GOOGLE DISCLOSES UNPATCHED MICROSOFT VULNERABILITY

Google’s security researchers disclosed details of an unpatched Microsoft vulnerability in Windows’ GDI library that allows attackers to steal sensitive data from program memory. The flaw was first addressed by Microsoft last June, but Google said the patch was incomplete. As part of its 90-day disclosure deadline policy Google Project Zero publicly disclosed the the bug Monday.

“As part of MS16-074, some of the bugs were indeed fixed, such as the EMR_STRETCHBLT record, which the original proof-of-concept image relied on. However, we’ve discovered that not all of the DIB-related problems are gone,” wrote Google engineer Mateusz Jurczyk in a technical description of the vulnerability.

Despite notification of the bug, the soonest Microsoft might release a patch for the flaw is in March; Microsoft decided to delay its monthly February security bulletins until next month.

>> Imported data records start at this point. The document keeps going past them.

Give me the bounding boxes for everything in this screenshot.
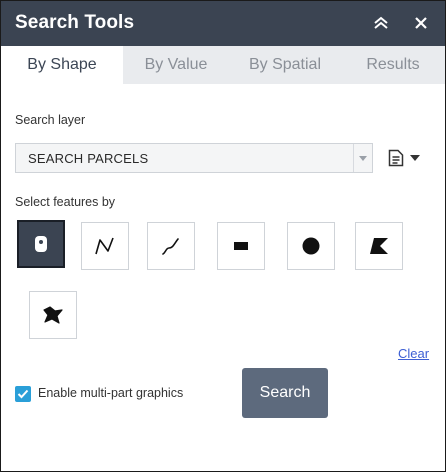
close-button[interactable] [411, 13, 431, 33]
polygon-tool-button[interactable] [355, 222, 403, 270]
multipart-label: Enable multi-part graphics [38, 386, 184, 400]
circle-tool-button[interactable] [287, 222, 335, 270]
panel-title: Search Tools [15, 12, 135, 33]
freehand-line-tool-button[interactable] [147, 222, 195, 270]
search-layer-label: Search layer [15, 113, 86, 127]
collapse-button[interactable] [371, 13, 391, 33]
polyline-icon [95, 237, 114, 255]
polygon-icon [370, 238, 388, 254]
checkmark-icon [17, 389, 29, 399]
search-button[interactable]: Search [242, 368, 328, 418]
tab-by-value[interactable]: By Value [123, 46, 229, 84]
freehand-line-icon [162, 238, 179, 255]
freehand-polygon-tool-button[interactable] [29, 291, 77, 339]
rectangle-icon [234, 242, 248, 250]
circle-icon [302, 237, 320, 255]
layer-options-button[interactable] [377, 143, 431, 173]
tab-by-shape[interactable]: By Shape [1, 46, 123, 84]
tab-results[interactable]: Results [341, 46, 445, 84]
close-icon [415, 17, 427, 29]
point-tool-button[interactable] [17, 220, 65, 268]
caret-down-icon [410, 155, 420, 161]
double-chevron-up-icon [374, 16, 388, 29]
search-layer-value: SEARCH PARCELS [28, 151, 149, 166]
freehand-polygon-icon [43, 306, 63, 324]
select-dropdown-arrow[interactable] [353, 144, 372, 172]
chevron-down-icon [359, 155, 367, 161]
polyline-tool-button[interactable] [81, 222, 129, 270]
search-layer-select[interactable]: SEARCH PARCELS [15, 143, 373, 173]
select-features-label: Select features by [15, 195, 116, 209]
point-marker-icon [35, 236, 47, 252]
tab-by-spatial[interactable]: By Spatial [229, 46, 341, 84]
search-tools-panel: Search Tools By Shape By Value By Spatia… [0, 0, 446, 472]
rectangle-tool-button[interactable] [217, 222, 265, 270]
multipart-checkbox[interactable] [15, 386, 31, 402]
clear-link[interactable]: Clear [398, 346, 429, 361]
tab-bar: By Shape By Value By Spatial Results [1, 46, 445, 84]
document-list-icon [388, 149, 404, 167]
title-bar: Search Tools [1, 1, 445, 46]
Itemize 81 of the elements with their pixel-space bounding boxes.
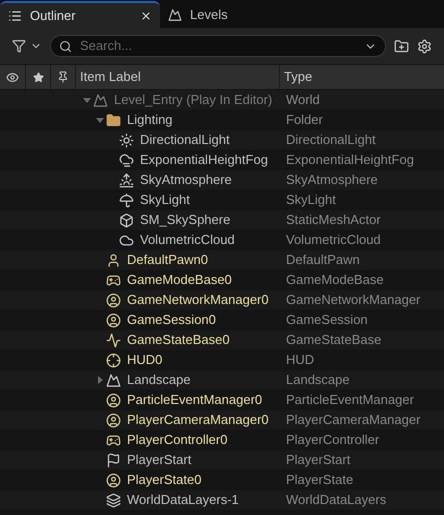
item-label[interactable]: GameSession0: [127, 310, 216, 330]
mountains-icon: [168, 8, 182, 22]
type-cell-text: PlayerStart: [286, 451, 350, 470]
item-label[interactable]: ExponentialHeightFog: [140, 150, 268, 170]
type-cell-text: DefaultPawn: [286, 251, 360, 270]
type-cell-text: SkyAtmosphere: [286, 171, 378, 190]
mountains-icon: [93, 92, 108, 108]
item-label[interactable]: HUD0: [127, 350, 162, 370]
cloud-icon: [119, 232, 134, 248]
item-label[interactable]: SM_SkySphere: [140, 210, 230, 230]
pin-icon[interactable]: [57, 71, 69, 83]
close-icon[interactable]: [140, 10, 152, 22]
column-header[interactable]: Item Label: [80, 67, 141, 87]
search-field[interactable]: Search...: [50, 35, 386, 57]
type-cell-text: GameSession: [286, 311, 368, 330]
item-label[interactable]: PlayerState0: [127, 470, 202, 490]
type-cell-text: GameNetworkManager: [286, 291, 420, 310]
graph-icon: [106, 332, 121, 348]
item-label[interactable]: SkyLight: [140, 190, 190, 210]
actor-icon: [106, 412, 121, 428]
type-cell-text: PlayerState: [286, 471, 354, 490]
filter-icon: [12, 39, 26, 53]
type-cell-text: ParticleEventManager: [286, 391, 414, 410]
mountains-icon: [106, 372, 121, 388]
layers-icon: [106, 492, 121, 508]
pawn-icon: [106, 252, 121, 268]
type-cell-text: PlayerCameraManager: [286, 411, 420, 430]
type-cell-text: Folder: [286, 111, 323, 130]
add-folder-icon[interactable]: [394, 38, 409, 54]
settings-icon[interactable]: [417, 38, 432, 54]
item-label[interactable]: Lighting: [127, 110, 173, 130]
actor-icon: [106, 292, 121, 308]
type-cell-text: VolumetricCloud: [286, 231, 381, 250]
type-cell-text: ExponentialHeightFog: [286, 151, 414, 170]
search-icon: [59, 40, 72, 52]
type-cell-text: HUD: [286, 351, 314, 370]
type-cell-text: PlayerController: [286, 431, 380, 450]
cube-icon: [119, 212, 134, 228]
sunrise-icon: [119, 172, 134, 188]
column-header[interactable]: Type: [284, 67, 312, 87]
gamepad-icon: [106, 432, 121, 448]
item-label[interactable]: DefaultPawn0: [127, 250, 208, 270]
item-label[interactable]: WorldDataLayers-1: [127, 490, 239, 510]
item-label[interactable]: VolumetricCloud: [140, 230, 235, 250]
panel-tab[interactable]: Levels: [160, 1, 236, 28]
filter-button[interactable]: [12, 39, 42, 53]
item-label[interactable]: ParticleEventManager0: [127, 390, 262, 410]
item-label[interactable]: SkyAtmosphere: [140, 170, 232, 190]
eye-icon[interactable]: [6, 70, 19, 84]
star-icon[interactable]: [32, 72, 44, 82]
type-cell-text: GameStateBase: [286, 331, 382, 350]
sun-icon: [119, 132, 134, 148]
actor-icon: [106, 472, 121, 488]
item-label[interactable]: Level_Entry (Play In Editor): [114, 90, 272, 110]
expanded-arrow-icon[interactable]: [82, 96, 90, 104]
actor-icon: [106, 312, 121, 328]
crosshair-icon: [106, 352, 121, 368]
item-label[interactable]: GameNetworkManager0: [127, 290, 269, 310]
item-label[interactable]: GameModeBase0: [127, 270, 232, 290]
list-icon: [8, 8, 22, 22]
actor-icon: [106, 392, 121, 408]
type-cell-text: WorldDataLayers: [286, 491, 386, 510]
type-cell-text: World: [286, 91, 320, 110]
folder-icon: [106, 112, 121, 128]
type-cell-text: DirectionalLight: [286, 131, 376, 150]
item-label[interactable]: PlayerController0: [127, 430, 228, 450]
panel-tab[interactable]: Outliner: [0, 1, 160, 28]
flag-icon: [106, 452, 121, 468]
gamepad-icon: [106, 272, 121, 288]
item-label[interactable]: DirectionalLight: [140, 130, 230, 150]
item-label[interactable]: GameStateBase0: [127, 330, 230, 350]
item-label[interactable]: PlayerStart: [127, 450, 192, 470]
type-cell-text: StaticMeshActor: [286, 211, 381, 230]
type-cell-text: SkyLight: [286, 191, 336, 210]
type-cell-text: Landscape: [286, 371, 350, 390]
type-cell-text: GameModeBase: [286, 271, 384, 290]
item-label[interactable]: Landscape: [127, 370, 191, 390]
item-label[interactable]: PlayerCameraManager0: [127, 410, 269, 430]
expanded-arrow-icon[interactable]: [96, 116, 104, 124]
collapsed-arrow-icon[interactable]: [96, 376, 104, 384]
fog-icon: [119, 152, 134, 168]
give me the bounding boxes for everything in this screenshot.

The flaw is tied to Windows’ GDI library (gdi32.dll), Jurczyk said. In a proof-of-concept exploit, multiple bugs related to the handling of DIBs (Device Independent Bitmaps) embedded in EMF (Enhanced Metafile Format) records created conditions where “255 pixels are drawn based on junk heap data, which may include sensitive information, such as private user data or information about the virtual address space.”

“It is possible to disclose uninitialised or out-of-bounds heap bytes via pixel colors, in Internet Explorer and other GDI clients which allow the extraction of displayed image data back to the attacker,” Jurczyk said. “I have confirmed that the vulnerability reproduces both locally in Internet Explorer, and remotely in Office Online, via a .docx document containing the specially crafted EMF file.”

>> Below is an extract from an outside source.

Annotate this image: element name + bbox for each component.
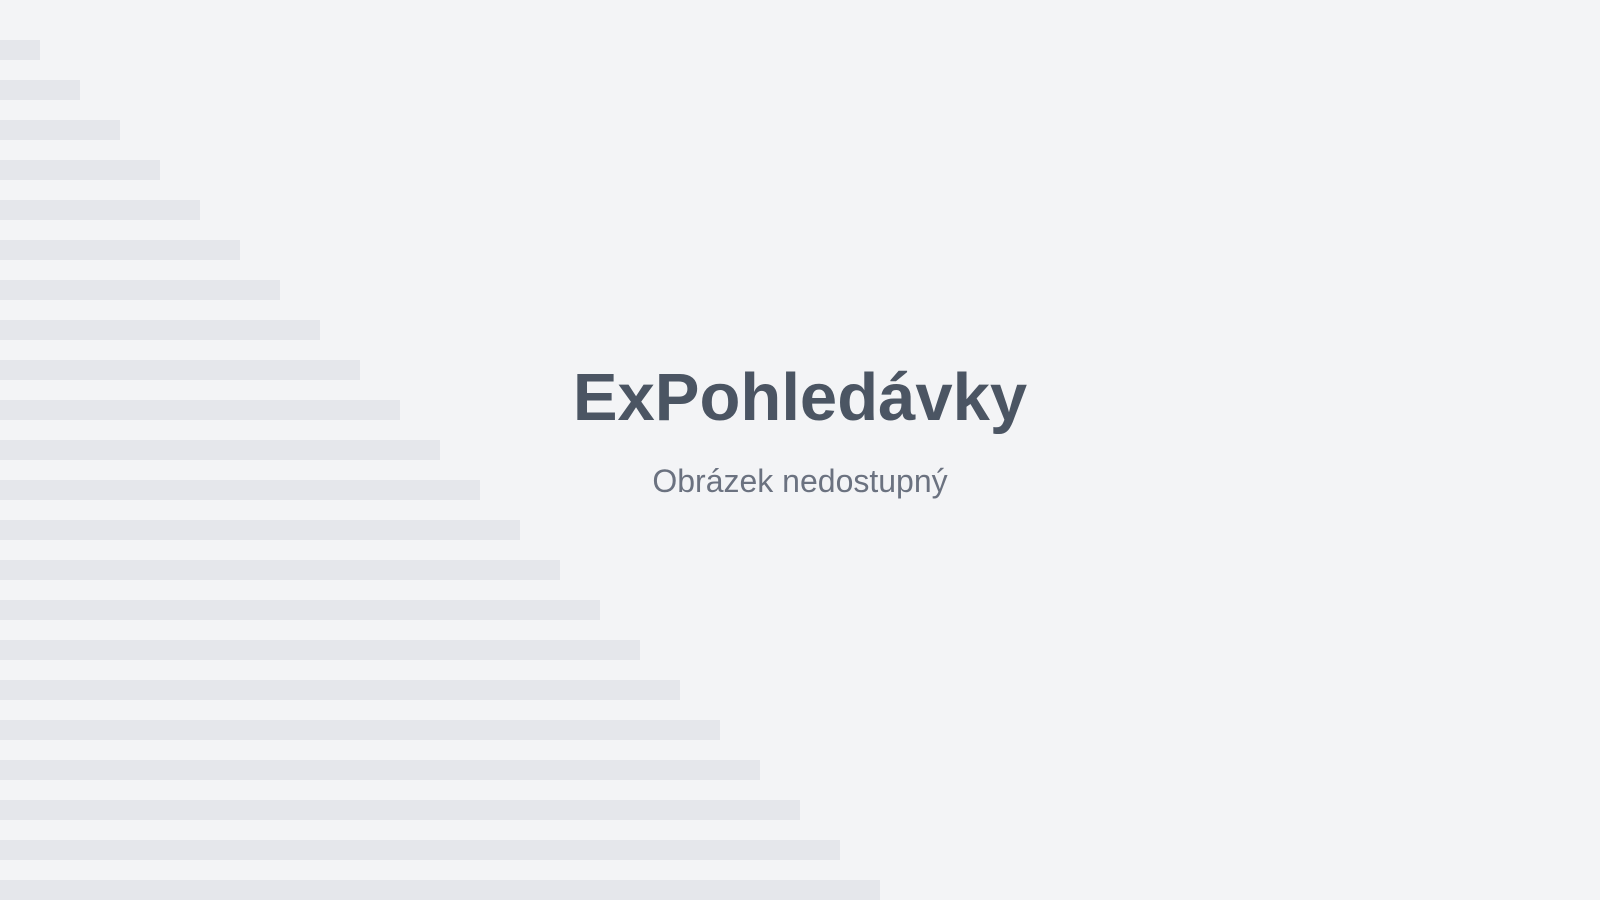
placeholder-content: ExPohledávky Obrázek nedostupný (0, 0, 1600, 900)
placeholder-title: ExPohledávky (572, 359, 1028, 435)
image-placeholder: ExPohledávky Obrázek nedostupný (0, 0, 1600, 900)
placeholder-subtitle: Obrázek nedostupný (652, 462, 948, 499)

Google Project Zero, the internet giant’s bug hunting team, privately disclosed the vulnerability to Microsoft on Nov. 16. As part of Project Zero’s policy, it will notify parties of a vulnerability and after 90 days elapses the vulnerabilities become public – whether or not they have been patched by the company in question.

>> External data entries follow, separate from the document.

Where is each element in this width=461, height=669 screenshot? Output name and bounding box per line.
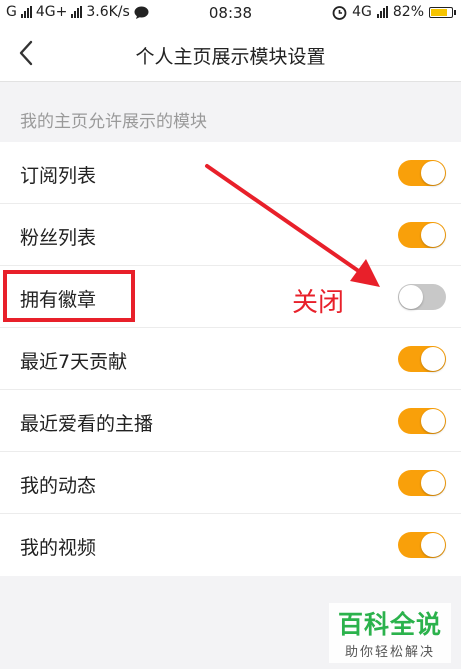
list-item-label: 订阅列表: [20, 165, 97, 187]
watermark-logo: 百科全说 助你轻松解决: [329, 603, 451, 663]
list-item-label: 我的动态: [20, 475, 97, 497]
annotation-label: 关闭: [292, 288, 345, 318]
list-item: 粉丝列表: [0, 204, 461, 266]
page-title: 个人主页展示模块设置: [135, 46, 326, 68]
list-item-label: 最近7天贡献: [20, 351, 128, 373]
list-item-label: 最近爱看的主播: [20, 413, 154, 435]
list-item-label: 我的视频: [20, 537, 97, 559]
toggle-knob: [421, 223, 445, 247]
toggle-switch-on[interactable]: [398, 408, 446, 434]
list-item: 最近爱看的主播: [0, 390, 461, 452]
list-item: 我的视频: [0, 514, 461, 576]
toggle-switch-on[interactable]: [398, 470, 446, 496]
toggle-knob: [421, 471, 445, 495]
nav-bar: 个人主页展示模块设置: [0, 26, 461, 82]
section-header: 我的主页允许展示的模块: [0, 92, 461, 142]
list-item: 订阅列表: [0, 142, 461, 204]
toggle-knob: [421, 161, 445, 185]
alarm-icon: [332, 5, 347, 20]
battery-icon: [429, 6, 456, 18]
toggle-switch-on[interactable]: [398, 346, 446, 372]
status-right: 4G 82%: [332, 4, 456, 20]
toggle-knob: [421, 347, 445, 371]
list-item: 我的动态: [0, 452, 461, 514]
list-item: 最近7天贡献: [0, 328, 461, 390]
toggle-knob: [399, 285, 423, 309]
status-bar: G 4G+ 3.6K/s 08:38 4G 82%: [0, 0, 461, 26]
toggle-knob: [421, 409, 445, 433]
toggle-switch-on[interactable]: [398, 160, 446, 186]
network-right-label: 4G: [352, 4, 372, 20]
watermark-sub: 助你轻松解决: [344, 645, 435, 660]
list-item-label: 粉丝列表: [20, 227, 97, 249]
watermark-main: 百科全说: [337, 610, 442, 639]
toggle-switch-off[interactable]: [398, 284, 446, 310]
toggle-knob: [421, 533, 445, 557]
toggle-switch-on[interactable]: [398, 222, 446, 248]
module-list: 订阅列表 粉丝列表 拥有徽章 最近7天贡献 最近爱看的主播 我的动态 我的视频: [0, 142, 461, 576]
toggle-switch-on[interactable]: [398, 532, 446, 558]
signal-icon-3: [376, 6, 388, 18]
battery-percent: 82%: [392, 4, 424, 20]
section-header-label: 我的主页允许展示的模块: [20, 112, 207, 132]
highlight-box: [3, 270, 135, 322]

Microsoft did not reply to requests for comment.

Microsoft originally issued a patch classified as “important” in June to address the vulnerability. At the time, Microsoft described it as a bug that could allow elevation of privilege if a user opens a specially crafted document or visits a specially crafted website.

According to MITRE’s Common Vulnerabilities and Exposure database, the flaw (CVE-2017-0038) is a result of “an incomplete fix for CVE-2016-3216, CVE-2016-3219, and/or CVE-2016-3220.”  According to the CVE ID, impacted are Microsoft Windows Vista SP2, Windows Server 2008 SP2 and R2 SP1, Windows 7 SP1, Windows 8.1, Windows Server 2012 Gold and R2, Windows RT 8.1, Windows 10 Gold, 1511, and 1607, and Windows Server 2016.

“It is strongly advised to perform a careful audit of all EMF record handlers responsible for dealing with DIBs, in order to make sure that each of them correctly enforces all four conditions necessary to prevent invalid memory access (and subsequent memory disclosure) while processing the bitmaps,” Jurczyk wrote.